Tour Diary 4—Performing in Vienna Austria, the “City of Music”
By, Arthur E. Newell, Mormon Tabernacle Choir Member
I arrived in Vienna with only the clothes on my back. For whatever reasons, the airline sent my luggage on a entirely different European tour than the one I was on. By the time we arrived in Vienna, I had learned how to wash my clothes in the hotel bathroom sink. I had relearned how to use a disposable razor. And I had discovered a new found gratitude for clean clothes and a full toiletry bag. Even so, today was a day that I had greatly anticipated, our concert in Vienna, Austria.

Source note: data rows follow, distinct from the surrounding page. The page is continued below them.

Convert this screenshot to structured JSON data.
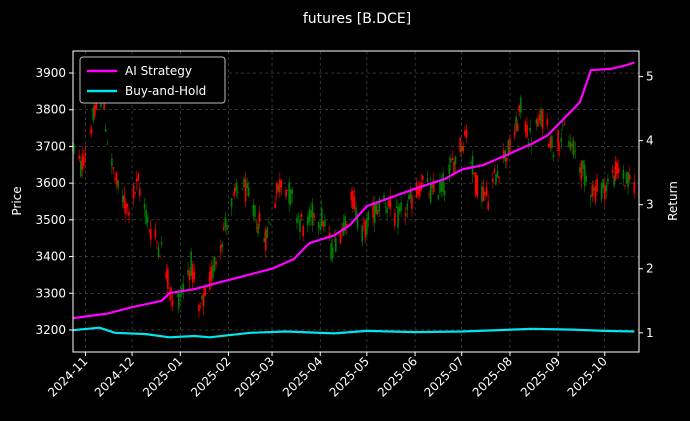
{
  "chart_data": {
    "type": "line",
    "title": "futures [B.DCE]",
    "ylabel_left": "Price",
    "ylabel_right": "Return",
    "ylim_left": [
      3140,
      3960
    ],
    "yticks_left": [
      3200,
      3300,
      3400,
      3500,
      3600,
      3700,
      3800,
      3900
    ],
    "ylim_right": [
      0.7,
      5.4
    ],
    "yticks_right": [
      1,
      2,
      3,
      4,
      5
    ],
    "xlim": [
      "2024-10-24",
      "2025-10-23"
    ],
    "xticks": [
      "2024-11-01",
      "2024-12-01",
      "2025-01-01",
      "2025-02-01",
      "2025-03-01",
      "2025-04-01",
      "2025-05-01",
      "2025-06-01",
      "2025-07-01",
      "2025-08-01",
      "2025-09-01",
      "2025-10-01"
    ],
    "xtick_labels": [
      "2024-11",
      "2024-12",
      "2025-01",
      "2025-02",
      "2025-03",
      "2025-04",
      "2025-05",
      "2025-06",
      "2025-07",
      "2025-08",
      "2025-09",
      "2025-10"
    ],
    "grid": true,
    "legend_position": "top-left",
    "colors": {
      "up": "#008000",
      "down": "#ff0000",
      "ai": "#ff00ff",
      "bh": "#00e5ee",
      "grid": "#555555"
    },
    "price_path": [
      {
        "date": "2024-10-24",
        "close": 3700
      },
      {
        "date": "2024-10-29",
        "close": 3640
      },
      {
        "date": "2024-11-05",
        "close": 3760
      },
      {
        "date": "2024-11-12",
        "close": 3850
      },
      {
        "date": "2024-11-16",
        "close": 3680
      },
      {
        "date": "2024-11-22",
        "close": 3580
      },
      {
        "date": "2024-11-28",
        "close": 3530
      },
      {
        "date": "2024-12-05",
        "close": 3600
      },
      {
        "date": "2024-12-12",
        "close": 3480
      },
      {
        "date": "2024-12-20",
        "close": 3420
      },
      {
        "date": "2024-12-28",
        "close": 3260
      },
      {
        "date": "2025-01-03",
        "close": 3320
      },
      {
        "date": "2025-01-08",
        "close": 3380
      },
      {
        "date": "2025-01-13",
        "close": 3240
      },
      {
        "date": "2025-01-20",
        "close": 3330
      },
      {
        "date": "2025-01-26",
        "close": 3430
      },
      {
        "date": "2025-02-03",
        "close": 3540
      },
      {
        "date": "2025-02-10",
        "close": 3600
      },
      {
        "date": "2025-02-17",
        "close": 3520
      },
      {
        "date": "2025-02-25",
        "close": 3450
      },
      {
        "date": "2025-03-03",
        "close": 3560
      },
      {
        "date": "2025-03-08",
        "close": 3620
      },
      {
        "date": "2025-03-15",
        "close": 3540
      },
      {
        "date": "2025-03-22",
        "close": 3470
      },
      {
        "date": "2025-03-28",
        "close": 3520
      },
      {
        "date": "2025-04-03",
        "close": 3500
      },
      {
        "date": "2025-04-08",
        "close": 3420
      },
      {
        "date": "2025-04-15",
        "close": 3480
      },
      {
        "date": "2025-04-22",
        "close": 3560
      },
      {
        "date": "2025-04-28",
        "close": 3460
      },
      {
        "date": "2025-05-05",
        "close": 3520
      },
      {
        "date": "2025-05-12",
        "close": 3560
      },
      {
        "date": "2025-05-20",
        "close": 3500
      },
      {
        "date": "2025-05-28",
        "close": 3540
      },
      {
        "date": "2025-06-05",
        "close": 3600
      },
      {
        "date": "2025-06-12",
        "close": 3570
      },
      {
        "date": "2025-06-20",
        "close": 3600
      },
      {
        "date": "2025-06-28",
        "close": 3680
      },
      {
        "date": "2025-07-04",
        "close": 3740
      },
      {
        "date": "2025-07-10",
        "close": 3600
      },
      {
        "date": "2025-07-18",
        "close": 3560
      },
      {
        "date": "2025-07-26",
        "close": 3660
      },
      {
        "date": "2025-08-02",
        "close": 3700
      },
      {
        "date": "2025-08-08",
        "close": 3800
      },
      {
        "date": "2025-08-14",
        "close": 3720
      },
      {
        "date": "2025-08-22",
        "close": 3780
      },
      {
        "date": "2025-08-29",
        "close": 3700
      },
      {
        "date": "2025-09-05",
        "close": 3740
      },
      {
        "date": "2025-09-12",
        "close": 3680
      },
      {
        "date": "2025-09-18",
        "close": 3620
      },
      {
        "date": "2025-09-24",
        "close": 3580
      },
      {
        "date": "2025-10-01",
        "close": 3590
      },
      {
        "date": "2025-10-10",
        "close": 3640
      },
      {
        "date": "2025-10-15",
        "close": 3600
      },
      {
        "date": "2025-10-20",
        "close": 3600
      }
    ],
    "series": [
      {
        "name": "AI Strategy",
        "points": [
          [
            "2024-10-24",
            1.23
          ],
          [
            "2024-11-15",
            1.3
          ],
          [
            "2024-12-01",
            1.4
          ],
          [
            "2024-12-20",
            1.5
          ],
          [
            "2024-12-25",
            1.62
          ],
          [
            "2025-01-10",
            1.68
          ],
          [
            "2025-01-25",
            1.78
          ],
          [
            "2025-02-10",
            1.88
          ],
          [
            "2025-03-01",
            2.0
          ],
          [
            "2025-03-15",
            2.15
          ],
          [
            "2025-03-25",
            2.4
          ],
          [
            "2025-04-10",
            2.52
          ],
          [
            "2025-04-20",
            2.68
          ],
          [
            "2025-05-01",
            2.98
          ],
          [
            "2025-05-15",
            3.1
          ],
          [
            "2025-06-01",
            3.25
          ],
          [
            "2025-06-20",
            3.4
          ],
          [
            "2025-07-01",
            3.55
          ],
          [
            "2025-07-15",
            3.62
          ],
          [
            "2025-08-01",
            3.8
          ],
          [
            "2025-08-15",
            3.95
          ],
          [
            "2025-08-25",
            4.08
          ],
          [
            "2025-09-05",
            4.35
          ],
          [
            "2025-09-15",
            4.6
          ],
          [
            "2025-09-20",
            4.95
          ],
          [
            "2025-09-22",
            5.1
          ],
          [
            "2025-10-05",
            5.12
          ],
          [
            "2025-10-15",
            5.18
          ],
          [
            "2025-10-20",
            5.22
          ]
        ]
      },
      {
        "name": "Buy-and-Hold",
        "points": [
          [
            "2024-10-24",
            1.04
          ],
          [
            "2024-11-10",
            1.08
          ],
          [
            "2024-11-20",
            1.0
          ],
          [
            "2024-12-10",
            0.98
          ],
          [
            "2024-12-25",
            0.93
          ],
          [
            "2025-01-10",
            0.95
          ],
          [
            "2025-01-20",
            0.93
          ],
          [
            "2025-02-15",
            1.0
          ],
          [
            "2025-03-10",
            1.02
          ],
          [
            "2025-04-10",
            0.99
          ],
          [
            "2025-05-01",
            1.03
          ],
          [
            "2025-06-01",
            1.01
          ],
          [
            "2025-07-01",
            1.02
          ],
          [
            "2025-08-15",
            1.06
          ],
          [
            "2025-09-10",
            1.05
          ],
          [
            "2025-10-01",
            1.03
          ],
          [
            "2025-10-20",
            1.02
          ]
        ]
      }
    ]
  }
}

What comes to mind when you think of Vienna, Austria? Famed composers like Mozart, Schubert, Strauss, Haydn, Beethoven, Mahler, and Brahms have given Vienna the nickname, "The City of Music." Vienna is a world-class gathering place for music and musicians, so how fitting that the Mormon Tabernacle Choir and Orchestra at Temple Square would be performing in Austria. It's been over 25 years since the Choir last performed in Vienna.

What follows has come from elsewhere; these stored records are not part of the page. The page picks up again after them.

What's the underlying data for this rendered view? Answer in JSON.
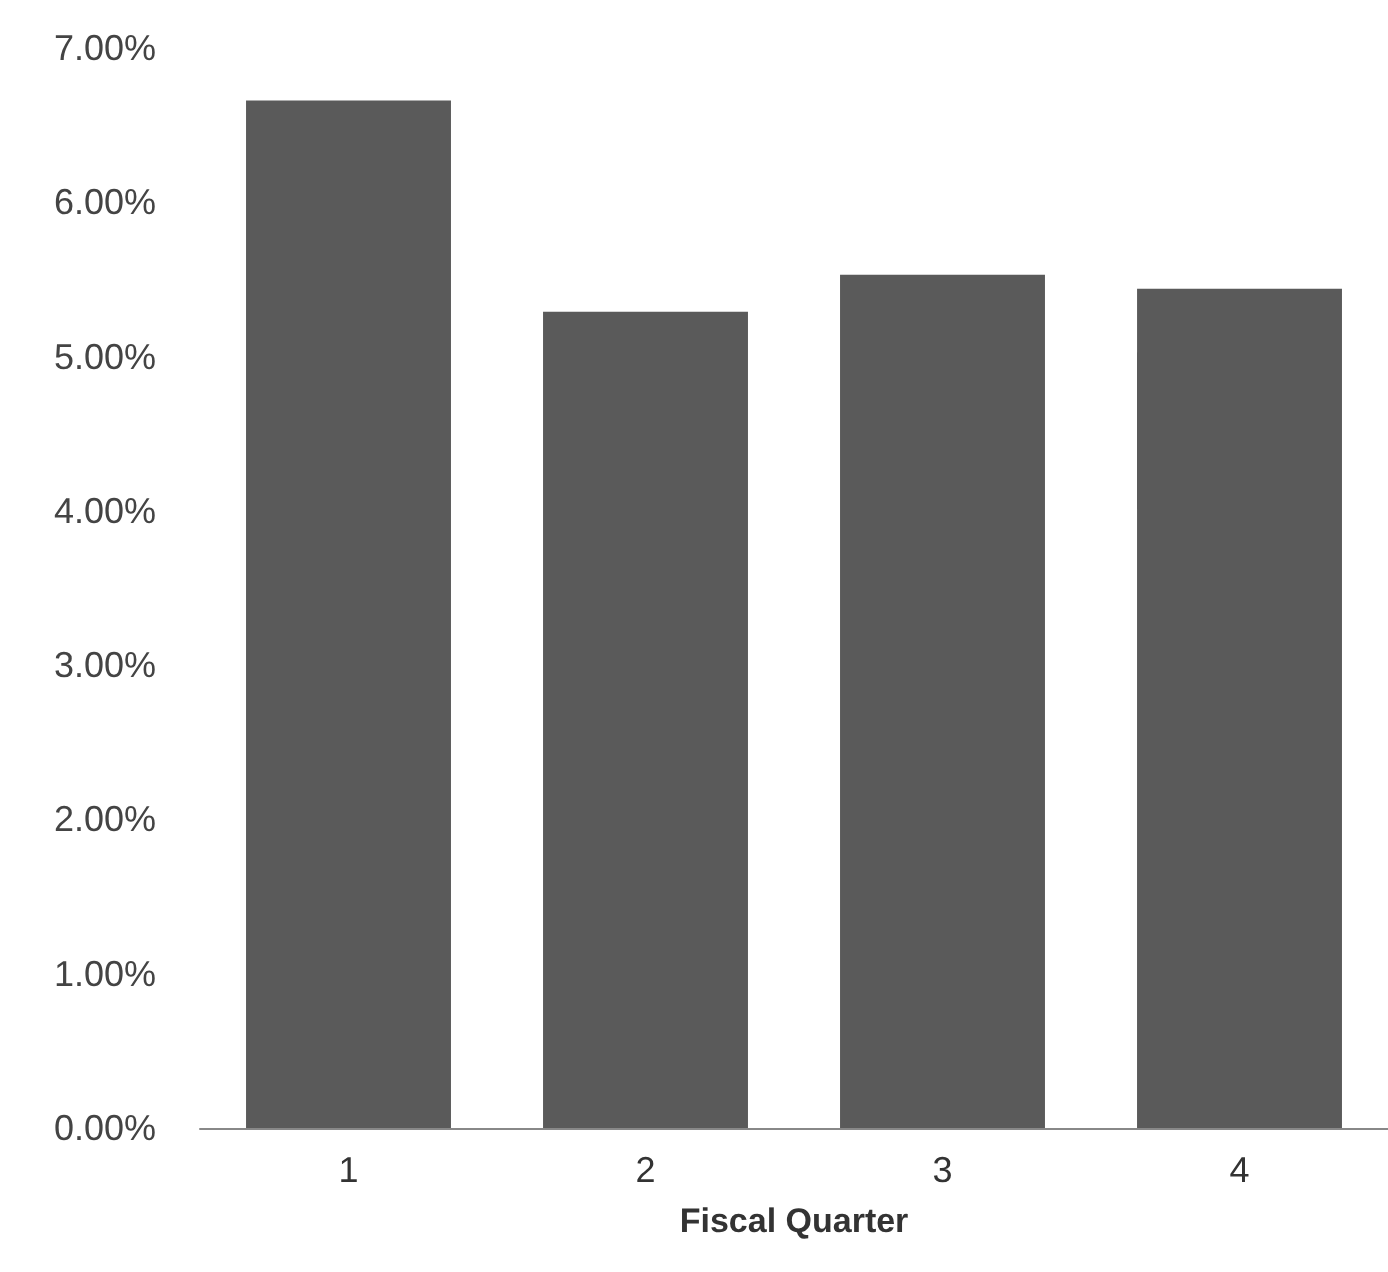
{
  "chart_data": {
    "type": "bar",
    "xlabel": "Fiscal Quarter",
    "categories": [
      "1",
      "2",
      "3",
      "4"
    ],
    "values": [
      6.66,
      5.29,
      5.53,
      5.44
    ],
    "color": "#5a5a5a",
    "ylim": [
      0,
      7
    ],
    "yticks": [
      {
        "value": 0,
        "label": "0.00%"
      },
      {
        "value": 1,
        "label": "1.00%"
      },
      {
        "value": 2,
        "label": "2.00%"
      },
      {
        "value": 3,
        "label": "3.00%"
      },
      {
        "value": 4,
        "label": "4.00%"
      },
      {
        "value": 5,
        "label": "5.00%"
      },
      {
        "value": 6,
        "label": "6.00%"
      },
      {
        "value": 7,
        "label": "7.00%"
      }
    ],
    "grid": false
  }
}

The Musikverein (built in 1870) is known for its exceptional acoustics. It is the home of the Vienna Philharmonic and has a rich history of famous performers. Our performance at Musikverein presented a challenge due to the size of the Choir and Orchestra. On the main level were seated the tenors and sopranos, while the altos and basses were located in the balcony. Many of the baritones and altos had limited or no visibility of the conductor. So in order to stay in tempo, we had to really focus on the beat and know the music. In addition, some choir members that could see the conductor gave subtle hand signals to those who were singing blind.
For myself, I had about a two-inch window (between the ears of two men in front of me) to see our directors’ downbeats. Despite limited visibility, I kept thinking what an amazing opportunity to perform in this storied hall. And I felt so grateful for the hours of rehearsal that led up to this performance. Because of our limited visibility during the Vienna performance, I had to feel the music in a way that I never had before. I had to listen for my cues in a way that I could not have done, had I not rehearsed so long and so well. Singing in Vienna was a full-body experience for me. I had to use other senses besides my sight. I felt the music pulse through my body. With all my might, I tried to stay with the conductor and blend with the singers around me, and as a result, I felt the music at a deeper level than I ever had before.

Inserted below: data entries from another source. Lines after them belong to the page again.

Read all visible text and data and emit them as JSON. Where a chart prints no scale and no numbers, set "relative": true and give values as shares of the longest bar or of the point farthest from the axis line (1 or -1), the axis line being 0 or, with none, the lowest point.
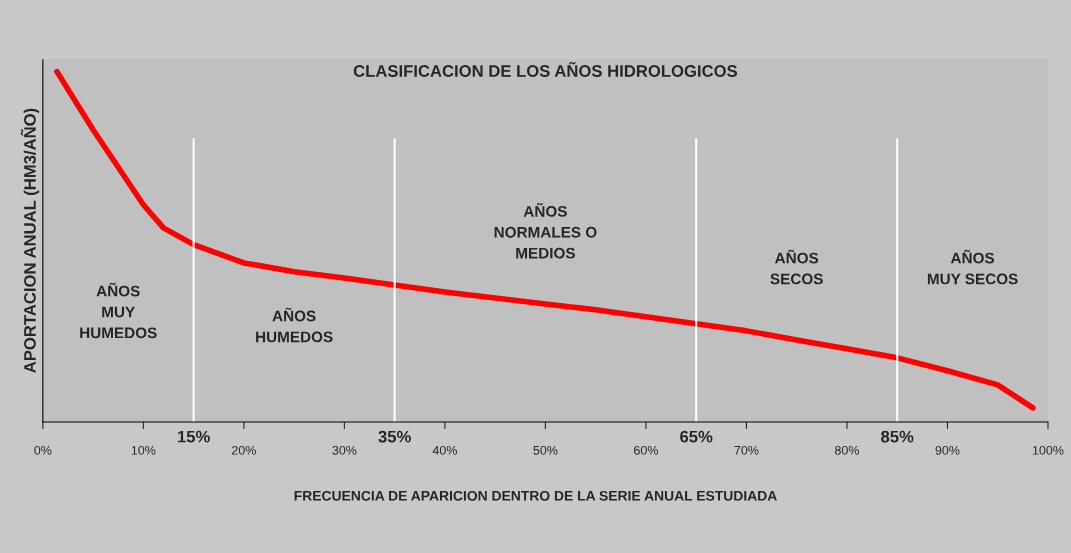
{
  "chart_data": {
    "type": "line",
    "title": "CLASIFICACION DE LOS AÑOS HIDROLOGICOS",
    "xlabel": "FRECUENCIA DE APARICION DENTRO DE LA SERIE ANUAL ESTUDIADA",
    "ylabel": "APORTACION ANUAL (HM3/AÑO)",
    "relative": true,
    "x": [
      1.4,
      5,
      10,
      12,
      15,
      20,
      25,
      30,
      35,
      40,
      45,
      50,
      55,
      60,
      65,
      70,
      75,
      80,
      85,
      90,
      95,
      98.5
    ],
    "series": [
      {
        "color": "#ff0000",
        "values": [
          1.0,
          0.834,
          0.62,
          0.554,
          0.506,
          0.454,
          0.429,
          0.411,
          0.391,
          0.371,
          0.354,
          0.337,
          0.32,
          0.3,
          0.28,
          0.26,
          0.234,
          0.209,
          0.183,
          0.146,
          0.106,
          0.04
        ]
      }
    ],
    "xlim": [
      0,
      100
    ],
    "xticks": [
      {
        "value": 0,
        "label": "0%"
      },
      {
        "value": 10,
        "label": "10%"
      },
      {
        "value": 20,
        "label": "20%"
      },
      {
        "value": 30,
        "label": "30%"
      },
      {
        "value": 40,
        "label": "40%"
      },
      {
        "value": 50,
        "label": "50%"
      },
      {
        "value": 60,
        "label": "60%"
      },
      {
        "value": 70,
        "label": "70%"
      },
      {
        "value": 80,
        "label": "80%"
      },
      {
        "value": 90,
        "label": "90%"
      },
      {
        "value": 100,
        "label": "100%"
      }
    ],
    "ref_lines": [
      {
        "axis": "x",
        "value": 15,
        "label": "15%",
        "color": "#ffffff"
      },
      {
        "axis": "x",
        "value": 35,
        "label": "35%",
        "color": "#ffffff"
      },
      {
        "axis": "x",
        "value": 65,
        "label": "65%",
        "color": "#ffffff"
      },
      {
        "axis": "x",
        "value": 85,
        "label": "85%",
        "color": "#ffffff"
      }
    ],
    "annotations": [
      "AÑOS\nMUY\nHUMEDOS",
      "AÑOS\nHUMEDOS",
      "AÑOS\nNORMALES O\nMEDIOS",
      "AÑOS\nSECOS",
      "AÑOS\nMUY SECOS"
    ],
    "grid": false,
    "legend": false,
    "marker": "none",
    "line_style": "solid"
  }
}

The audience responded to our extra efforts. They applauded and stood and begged for more. One audience member commented that she heard angels singing above the Choir. The sound was so well blended and sonorous.
After the six-hour bus ride back to Munich, (arriving at 4:00am on Monday morning), we were all exhausted and yet invigorated by the experience. Overall, Vienna was an amazing city and an incredible venue. What a wonderful experience to be a part of this historic tour in Central Europe--with or without my luggage!